Compliance in Exchange for Flexibility

  • While ESAs promise flexibility for families, they often come with strings attached, requiring compliance with state-approved educational standards and data-sharing requirements.
  • Similarly, PFS programs enforce compliance with federally mandated goals to ensure measurable outcomes, effectively aligning ESA-funded programs with broader PFS objectives.

Shifting the Purpose of Education

  • PFS shifts education away from traditional academic goals toward workforce readiness, social-emotional learning, and behavioral outcomes, as these are easier to measure and monetize.
  • ESAs risk embedding these same priorities by tying educational funding to state-approved “outcome-based” programs that prioritize compliance over genuine academic freedom.

Students as Human Capital in Both Models

  • Both PFS and ESAs treat students as “human capital” to be developed for economic purposes, emphasizing skills development and data tracking over holistic education.
  • The focus on measurable outcomes reduces students to metrics, aligning with the PFS model’s goal of creating a return on investment for education.

The Risk of Privatization and Loss of Local Control

  • By integrating PFS principles into ESAs, education becomes further privatized and removed from local control.
  • Federal guardrails embedded in ESSA and state ESA programs ensure that private education providers and investors are accountable to government-defined goals, not parents or communities.
  • Over time, ESAs can serve as a mechanism to expand the PFS model, pushing more education funding into the hands of private actors while reducing transparency and accountability to taxpayers.

The Role of Technology Companies

  • Technology companies benefit from both PFS and ESAs by providing digital platforms for personalized learning, data collection, and performance tracking.
  • These companies stand to gain from the alignment of PFS outcomes with ESA-funded programs, further embedding technology in education at the expense of traditional teaching methods.

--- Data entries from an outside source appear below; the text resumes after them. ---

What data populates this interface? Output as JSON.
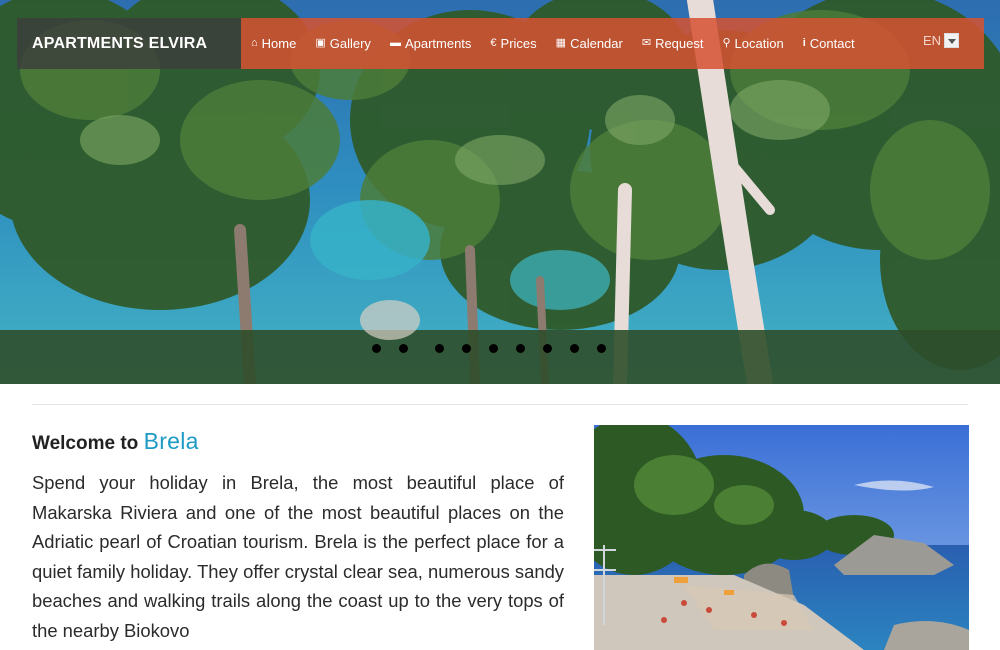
{
  "brand": {
    "name": "APARTMENTS ELVIRA"
  },
  "nav": {
    "items": [
      {
        "icon": "home-icon",
        "label": "Home"
      },
      {
        "icon": "gallery-icon",
        "label": "Gallery"
      },
      {
        "icon": "bed-icon",
        "label": "Apartments"
      },
      {
        "icon": "euro-icon",
        "label": "Prices"
      },
      {
        "icon": "calendar-icon",
        "label": "Calendar"
      },
      {
        "icon": "envelope-icon",
        "label": "Request"
      },
      {
        "icon": "map-marker-icon",
        "label": "Location"
      },
      {
        "icon": "info-icon",
        "label": "Contact"
      }
    ],
    "language": "EN"
  },
  "slider": {
    "slide_count": 9,
    "active_index": 0
  },
  "content": {
    "heading_prefix": "Welcome to",
    "heading_accent": "Brela",
    "paragraph": "Spend your holiday in Brela, the most beautiful place of Makarska Riviera and one of the most beautiful places on the Adriatic pearl of Croatian tourism. Brela is the perfect place for a quiet family holiday. They offer crystal clear sea, numerous sandy beaches and walking trails along the coast up to the very tops of the nearby Biokovo"
  },
  "colors": {
    "navbar": "#d65232",
    "brand_bg": "#3c3c3c",
    "accent": "#1d9bc4",
    "text": "#2b2b2b"
  }
}
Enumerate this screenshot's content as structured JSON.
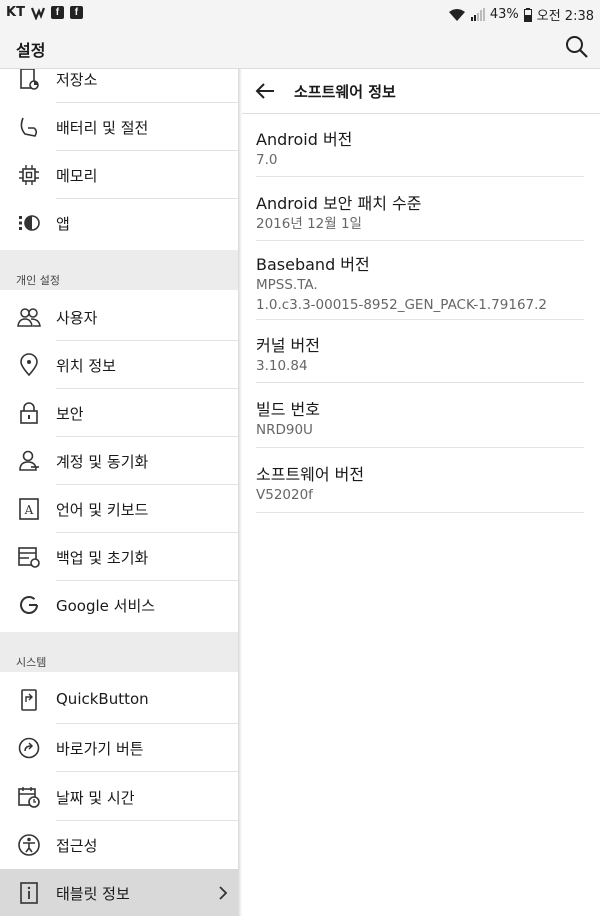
{
  "status_bar": {
    "carrier": "KT",
    "notif_icons": [
      "volte-icon",
      "facebook-icon",
      "facebook-icon"
    ],
    "battery": "43%",
    "time": "오전 2:38"
  },
  "app_bar": {
    "title": "설정"
  },
  "sidebar": {
    "items_top": [
      {
        "label": "저장소",
        "icon": "storage-icon"
      },
      {
        "label": "배터리 및 절전",
        "icon": "battery-icon"
      },
      {
        "label": "메모리",
        "icon": "memory-chip-icon"
      },
      {
        "label": "앱",
        "icon": "apps-icon"
      }
    ],
    "section_personal": "개인 설정",
    "items_personal": [
      {
        "label": "사용자",
        "icon": "users-icon"
      },
      {
        "label": "위치 정보",
        "icon": "location-pin-icon"
      },
      {
        "label": "보안",
        "icon": "lock-icon"
      },
      {
        "label": "계정 및 동기화",
        "icon": "account-sync-icon"
      },
      {
        "label": "언어 및 키보드",
        "icon": "language-keyboard-icon"
      },
      {
        "label": "백업 및 초기화",
        "icon": "backup-reset-icon"
      },
      {
        "label": "Google 서비스",
        "icon": "google-icon"
      }
    ],
    "section_system": "시스템",
    "items_system": [
      {
        "label": "QuickButton",
        "icon": "quickbutton-icon"
      },
      {
        "label": "바로가기 버튼",
        "icon": "shortcut-icon"
      },
      {
        "label": "날짜 및 시간",
        "icon": "calendar-clock-icon"
      },
      {
        "label": "접근성",
        "icon": "accessibility-icon"
      },
      {
        "label": "태블릿 정보",
        "icon": "info-icon",
        "selected": true
      }
    ]
  },
  "detail": {
    "title": "소프트웨어 정보",
    "rows": [
      {
        "title": "Android 버전",
        "value": "7.0"
      },
      {
        "title": "Android 보안 패치 수준",
        "value": "2016년 12월 1일"
      },
      {
        "title": "Baseband 버전",
        "value_line1": "MPSS.TA.",
        "value_line2": "1.0.c3.3-00015-8952_GEN_PACK-1.79167.2"
      },
      {
        "title": "커널 버전",
        "value": "3.10.84"
      },
      {
        "title": "빌드 번호",
        "value": "NRD90U"
      },
      {
        "title": "소프트웨어 버전",
        "value": "V52020f"
      }
    ]
  }
}
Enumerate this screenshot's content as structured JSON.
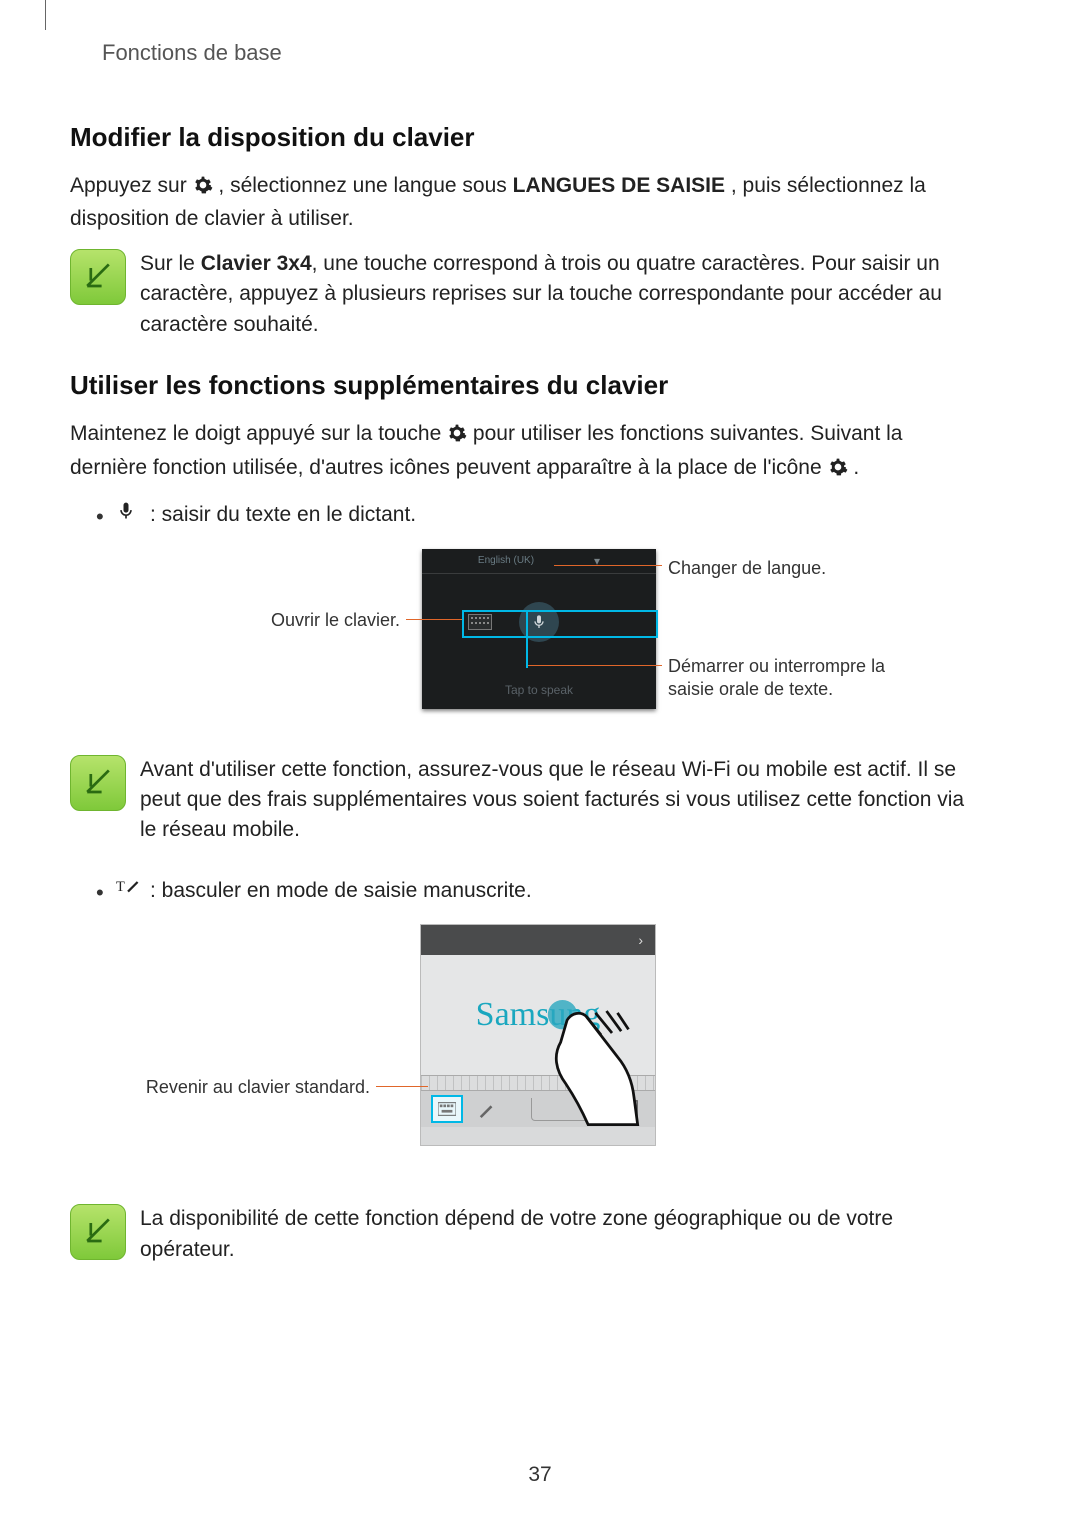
{
  "header": {
    "breadcrumb": "Fonctions de base"
  },
  "section1": {
    "title": "Modifier la disposition du clavier",
    "p1_a": "Appuyez sur ",
    "p1_b": ", sélectionnez une langue sous ",
    "p1_bold": "LANGUES DE SAISIE",
    "p1_c": ", puis sélectionnez la disposition de clavier à utiliser.",
    "note_a": "Sur le ",
    "note_bold": "Clavier 3x4",
    "note_b": ", une touche correspond à trois ou quatre caractères. Pour saisir un caractère, appuyez à plusieurs reprises sur la touche correspondante pour accéder au caractère souhaité."
  },
  "section2": {
    "title": "Utiliser les fonctions supplémentaires du clavier",
    "p1_a": "Maintenez le doigt appuyé sur la touche ",
    "p1_b": " pour utiliser les fonctions suivantes. Suivant la dernière fonction utilisée, d'autres icônes peuvent apparaître à la place de l'icône ",
    "p1_c": ".",
    "bullet1": " : saisir du texte en le dictant.",
    "fig1": {
      "left_label": "Ouvrir le clavier.",
      "right_label_1": "Changer de langue.",
      "right_label_2": "Démarrer ou interrompre la saisie orale de texte.",
      "panel_lang": "English (UK)",
      "panel_bottom": "Tap to speak"
    },
    "note2": "Avant d'utiliser cette fonction, assurez-vous que le réseau Wi-Fi ou mobile est actif. Il se peut que des frais supplémentaires vous soient facturés si vous utilisez cette fonction via le réseau mobile.",
    "bullet2": " : basculer en mode de saisie manuscrite.",
    "fig2": {
      "left_label": "Revenir au clavier standard.",
      "hw_text": "Samsung"
    },
    "note3": "La disponibilité de cette fonction dépend de votre zone géographique ou de votre opérateur."
  },
  "page_number": "37"
}
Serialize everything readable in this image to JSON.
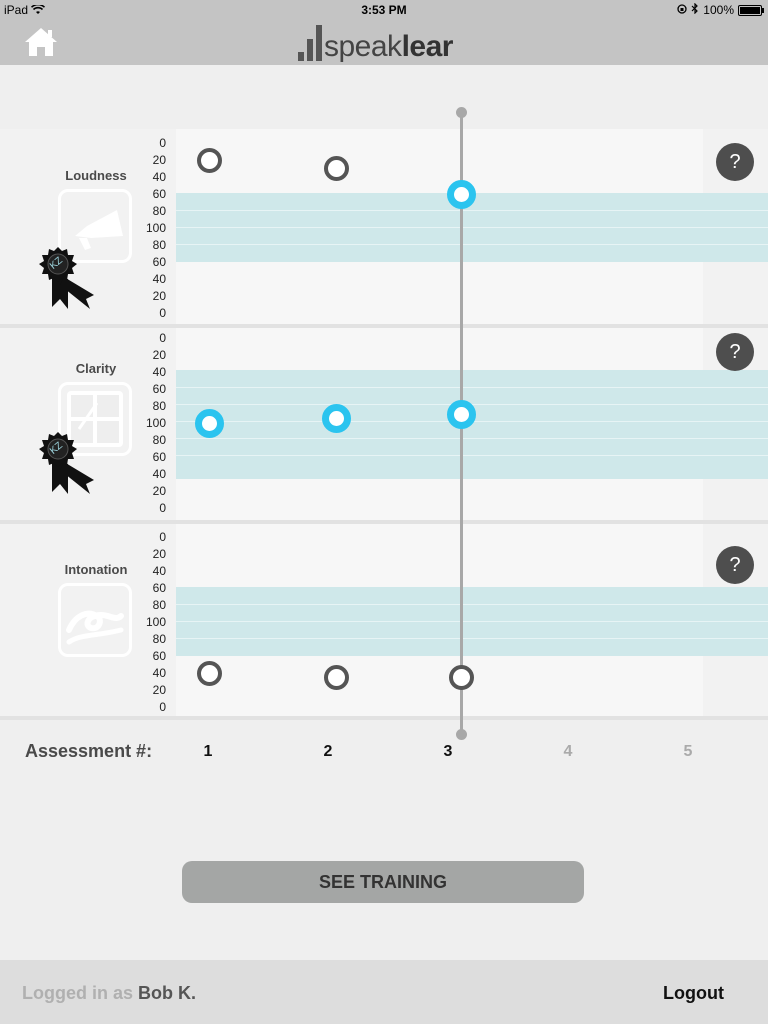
{
  "status": {
    "device": "iPad",
    "time": "3:53 PM",
    "battery": "100%"
  },
  "header": {
    "logo_light": "speak",
    "logo_bold": "lear"
  },
  "panels": [
    {
      "label": "Loudness",
      "scale": [
        "0",
        "20",
        "40",
        "60",
        "80",
        "100",
        "80",
        "60",
        "40",
        "20",
        "0"
      ],
      "help": "?",
      "badge": "KZ",
      "points": [
        {
          "assessment": 1,
          "value": 20,
          "style": "empty"
        },
        {
          "assessment": 2,
          "value": 30,
          "style": "empty"
        },
        {
          "assessment": 3,
          "value": 60,
          "style": "filled"
        }
      ]
    },
    {
      "label": "Clarity",
      "scale": [
        "0",
        "20",
        "40",
        "60",
        "80",
        "100",
        "80",
        "60",
        "40",
        "20",
        "0"
      ],
      "help": "?",
      "badge": "KZ",
      "points": [
        {
          "assessment": 1,
          "value": 100,
          "style": "filled"
        },
        {
          "assessment": 2,
          "value": 95,
          "style": "filled"
        },
        {
          "assessment": 3,
          "value": 90,
          "style": "filled"
        }
      ]
    },
    {
      "label": "Intonation",
      "scale": [
        "0",
        "20",
        "40",
        "60",
        "80",
        "100",
        "80",
        "60",
        "40",
        "20",
        "0"
      ],
      "help": "?",
      "points": [
        {
          "assessment": 1,
          "value": 40,
          "style": "empty"
        },
        {
          "assessment": 2,
          "value": 35,
          "style": "empty"
        },
        {
          "assessment": 3,
          "value": 35,
          "style": "empty"
        }
      ]
    }
  ],
  "assessment": {
    "label": "Assessment #:",
    "numbers": [
      "1",
      "2",
      "3",
      "4",
      "5"
    ],
    "current": 3
  },
  "see_training_label": "SEE TRAINING",
  "footer": {
    "logged_prefix": "Logged in as",
    "user": "Bob K.",
    "logout_label": "Logout"
  },
  "colors": {
    "accent": "#2bc4ef",
    "band": "#cfe8ea",
    "bar": "#c4c4c4"
  }
}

Call to Action: Protecting Parental Choice and Educational Freedom

  • While ESAs appear to empower parents, they risk becoming a Trojan horse for PFS models that prioritize compliance, data collection, and private profit over genuine educational freedom.
  • Policymakers, parents, and educators must demand transparency about how ESA funds are tied to state or federal benchmarks and how these programs align with PFS principles.
  • Advocating for true local control and resisting the monetization of education are essential to preserving the integrity of parental choice and academic freedom.

 

By connecting “Pay for Success” with Education Savings Accounts, these talking points reveal the underlying alignment between these funding models and their shared reliance on compliance, data, and privatization.